The entire letter is about shoring up the good foundation she hopes she is leaving with the Sisters. Unlike Jesus, however, Mother Theresa, in her thoroughness, tries to cover the whole curriculum. The letter is divided into sections with the headings you would expect: The vows, prayer, educational ministry, the enclosure, etc., etc.
Like Jesus, however, her words are also very tender. She declares her love for us and speaks of how she weeps over us. You should read it sometime. It’s touching really. It is filled with quotations with which we are familiar, but may not recognize as coming from this one letter. It is in Volume 6. It is everything she regarded as foundational.
Thankfully, for us, the writers of You Are Sent took everything into account and, under the inspiration of the Holy Spirit, brilliantly summarized our foundation in the Prologue to the Constitution in this way:
Our charism, gift of the Spirit, was embodied in Blessed Theresa of Jesus,
who, longing for the oneness of all in God,
grounded the congregation in Eucharist,
anchored it in poverty
and dedicated it to Mary.
I cannot tell you how often I have prayed with that sentence.
I want to leave you, Sisters, with a conviction I have held for some time now. I often said it at meetings with congregational leaders. It reflects Mother Theresa’s deep intuition, which prompted her to call us Poor School Sisters. You can see what you think.

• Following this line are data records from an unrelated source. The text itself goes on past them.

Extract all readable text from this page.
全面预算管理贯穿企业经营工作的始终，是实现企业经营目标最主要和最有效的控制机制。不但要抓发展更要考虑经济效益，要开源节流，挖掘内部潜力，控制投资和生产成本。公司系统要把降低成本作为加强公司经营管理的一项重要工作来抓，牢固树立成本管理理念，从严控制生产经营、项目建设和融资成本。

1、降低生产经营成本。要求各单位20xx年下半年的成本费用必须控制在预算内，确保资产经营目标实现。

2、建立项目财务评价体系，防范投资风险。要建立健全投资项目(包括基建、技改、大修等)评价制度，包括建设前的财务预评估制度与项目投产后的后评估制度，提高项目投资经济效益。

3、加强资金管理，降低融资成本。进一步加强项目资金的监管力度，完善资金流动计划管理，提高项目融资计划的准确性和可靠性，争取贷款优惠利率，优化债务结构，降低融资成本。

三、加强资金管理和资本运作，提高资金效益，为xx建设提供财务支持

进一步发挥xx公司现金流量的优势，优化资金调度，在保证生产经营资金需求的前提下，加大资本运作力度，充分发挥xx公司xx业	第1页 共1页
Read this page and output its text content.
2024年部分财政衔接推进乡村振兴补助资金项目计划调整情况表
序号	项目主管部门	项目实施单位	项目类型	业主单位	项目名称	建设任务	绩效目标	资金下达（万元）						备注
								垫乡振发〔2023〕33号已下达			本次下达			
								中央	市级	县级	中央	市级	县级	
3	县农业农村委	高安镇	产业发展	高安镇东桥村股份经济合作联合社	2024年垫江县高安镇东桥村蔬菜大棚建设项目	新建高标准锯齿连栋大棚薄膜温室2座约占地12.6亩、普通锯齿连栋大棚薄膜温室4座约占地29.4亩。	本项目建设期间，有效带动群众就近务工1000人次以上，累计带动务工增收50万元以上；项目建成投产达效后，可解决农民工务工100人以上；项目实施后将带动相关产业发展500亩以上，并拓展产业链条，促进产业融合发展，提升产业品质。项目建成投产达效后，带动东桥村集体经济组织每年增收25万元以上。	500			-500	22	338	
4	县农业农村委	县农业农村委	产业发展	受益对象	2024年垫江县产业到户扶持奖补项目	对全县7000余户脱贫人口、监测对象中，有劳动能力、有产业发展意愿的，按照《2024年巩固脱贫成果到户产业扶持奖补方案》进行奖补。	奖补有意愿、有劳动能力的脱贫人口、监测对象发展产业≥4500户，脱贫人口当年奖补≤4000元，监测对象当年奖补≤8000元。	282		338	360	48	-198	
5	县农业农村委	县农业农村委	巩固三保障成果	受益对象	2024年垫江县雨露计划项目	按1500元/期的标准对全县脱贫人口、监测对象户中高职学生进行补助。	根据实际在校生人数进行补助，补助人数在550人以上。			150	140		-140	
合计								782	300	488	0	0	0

Here it is: I believe that the key element of our foundation that is most relevant to and essential for living in these times – both internally and externally – is being anchored in poverty.
I am not speaking primarily about money and possessions. That is the most superficial level of the meaning of the vow. It is an essential part of the vow, but it is the most surface level. It is the part we often struggle with, though. I certainly do. But I suggest to you that those struggles are rooted in the deeper meaning of the vow. I think the deeper meaning of the vow of poverty contains the key for dealing with the issues of our day...
I used to say to provincial leaders that I felt every sister should read paragraph 16 of You Are Sent every day. Here it is in part:
Fundamentally, we stand before God in total emptiness, humbly accepting our humanity. We cling to nothing but the Lord, who gifts us with peace and joy, enables us to be content with what we receive, and sets us free from the selfish desire to possess. Freed and trusting, we are ready to approach others in dialogue, to hope against hope, to accept privations, and to welcome insecurity. In accord with the insistence of Bishop Wittmann, Father Job, and Mother Theresa, we affirm that poverty is the foundation of our congregation.
Poverty, so understood, is our foundation, the bedrock on which we stand. What we are talking about here is humility, openness, freedom...It is a fundamental stance toward life, toward reality. God is God and we live in God. We have all we need.
We are free, open, and bound by love to one another in God.
This humility, openness, oneness, is the secret the world needs to learn. I think we know it. Being with you these past months, Sisters, I believe you try to live it. I can tell you this. I’ll move with you anywhere, because I know we share a solid foundation. I know we’ll figure out together how to be true to it. For that, I am profoundly grateful and can truly say Happy Foundation Day.